I'm writing my MA thesis which is
to create a program through internet/intranet to help
students like those I taught to improve their
pronunciation. I'm trying to find a possible and
practical way or method.
My first advice to E2L students is to direct them to the online sound
files. Encarta, AHD4 and the University of Pennsylvania have such
Encarta and AHD have very slick, very professional voices, while
U.Penn is closer to English as she is spoke (i.e., their speaker is
consistently inconsistent, as normal 'General American' is; compare
wok and walk), whereas the other two can be called 'citation English',
i.e., the kind of English only a trained voice can manage.
These only do individual words, unfortunately.
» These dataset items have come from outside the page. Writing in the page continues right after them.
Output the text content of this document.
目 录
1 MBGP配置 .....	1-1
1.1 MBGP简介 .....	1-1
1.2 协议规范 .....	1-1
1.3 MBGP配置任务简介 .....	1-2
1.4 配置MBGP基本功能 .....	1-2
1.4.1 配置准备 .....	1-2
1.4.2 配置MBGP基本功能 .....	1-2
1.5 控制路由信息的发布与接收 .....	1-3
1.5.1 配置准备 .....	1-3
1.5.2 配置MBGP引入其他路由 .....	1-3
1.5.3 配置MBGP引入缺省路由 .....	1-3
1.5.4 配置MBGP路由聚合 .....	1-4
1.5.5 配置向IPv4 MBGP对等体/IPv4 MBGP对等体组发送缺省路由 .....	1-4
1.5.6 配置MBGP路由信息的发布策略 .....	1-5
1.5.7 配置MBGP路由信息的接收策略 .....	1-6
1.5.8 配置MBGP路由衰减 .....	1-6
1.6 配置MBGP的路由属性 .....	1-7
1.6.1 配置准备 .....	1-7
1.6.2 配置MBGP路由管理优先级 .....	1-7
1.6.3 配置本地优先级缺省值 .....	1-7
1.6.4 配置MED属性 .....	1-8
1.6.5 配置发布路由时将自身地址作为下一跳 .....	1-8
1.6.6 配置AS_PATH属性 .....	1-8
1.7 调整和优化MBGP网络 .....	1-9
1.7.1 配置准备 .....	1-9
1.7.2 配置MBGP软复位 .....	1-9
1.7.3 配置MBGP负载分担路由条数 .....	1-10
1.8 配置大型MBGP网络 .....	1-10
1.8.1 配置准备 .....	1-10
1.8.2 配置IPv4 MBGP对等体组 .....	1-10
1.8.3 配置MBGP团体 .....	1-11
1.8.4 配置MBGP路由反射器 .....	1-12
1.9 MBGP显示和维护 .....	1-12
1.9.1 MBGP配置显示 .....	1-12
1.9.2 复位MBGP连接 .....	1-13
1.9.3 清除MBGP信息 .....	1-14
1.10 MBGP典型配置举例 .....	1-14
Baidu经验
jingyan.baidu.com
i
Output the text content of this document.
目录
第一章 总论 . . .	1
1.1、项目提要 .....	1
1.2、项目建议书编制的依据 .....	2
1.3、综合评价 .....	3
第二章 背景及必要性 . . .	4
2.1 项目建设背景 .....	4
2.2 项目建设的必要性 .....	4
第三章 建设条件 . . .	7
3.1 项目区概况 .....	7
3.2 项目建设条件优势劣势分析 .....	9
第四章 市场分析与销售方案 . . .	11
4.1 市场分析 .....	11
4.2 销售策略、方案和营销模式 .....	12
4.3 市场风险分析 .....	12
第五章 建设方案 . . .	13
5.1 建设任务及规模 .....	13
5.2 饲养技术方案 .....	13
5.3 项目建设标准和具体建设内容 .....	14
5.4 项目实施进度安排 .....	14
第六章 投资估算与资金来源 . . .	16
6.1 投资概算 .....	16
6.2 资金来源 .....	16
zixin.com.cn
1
This, of course, gives
no information on how English modifies pronunciation in word clusters,
but it is **considerably** better than nothing.
Of course, the student has to be carefully instructed and often,
*shown* how to make certain sounds.
True story. Twice in my life, I've explained to a fluent non-native
speaker exactly how the English th-sound (edh, thorn) is made: they
had never had this explained to them (it did take a bit of
demonstration), but can be stated as 'make an F by flicking your
tongue against your upper teeth' (and yes, certain dialects of English
do seem to confuse certain occurances of /th/ with /f/).
The usual American English values of L and R, of course, are much much
harder to explain, and this is where much of the problem occurs. In
fact, I am unable to explain exactly what I do when I make my Rs. The
phoneticians themselves (as I think Piotr will agree) have never been
able to write a plain paragraph on the topic that any native-speaker
of English untrained in phonology would immediately understand.
With China, the biggest problem is the 'Great FireWall of China',
where everything is censored by very poorly educated apparatchiks.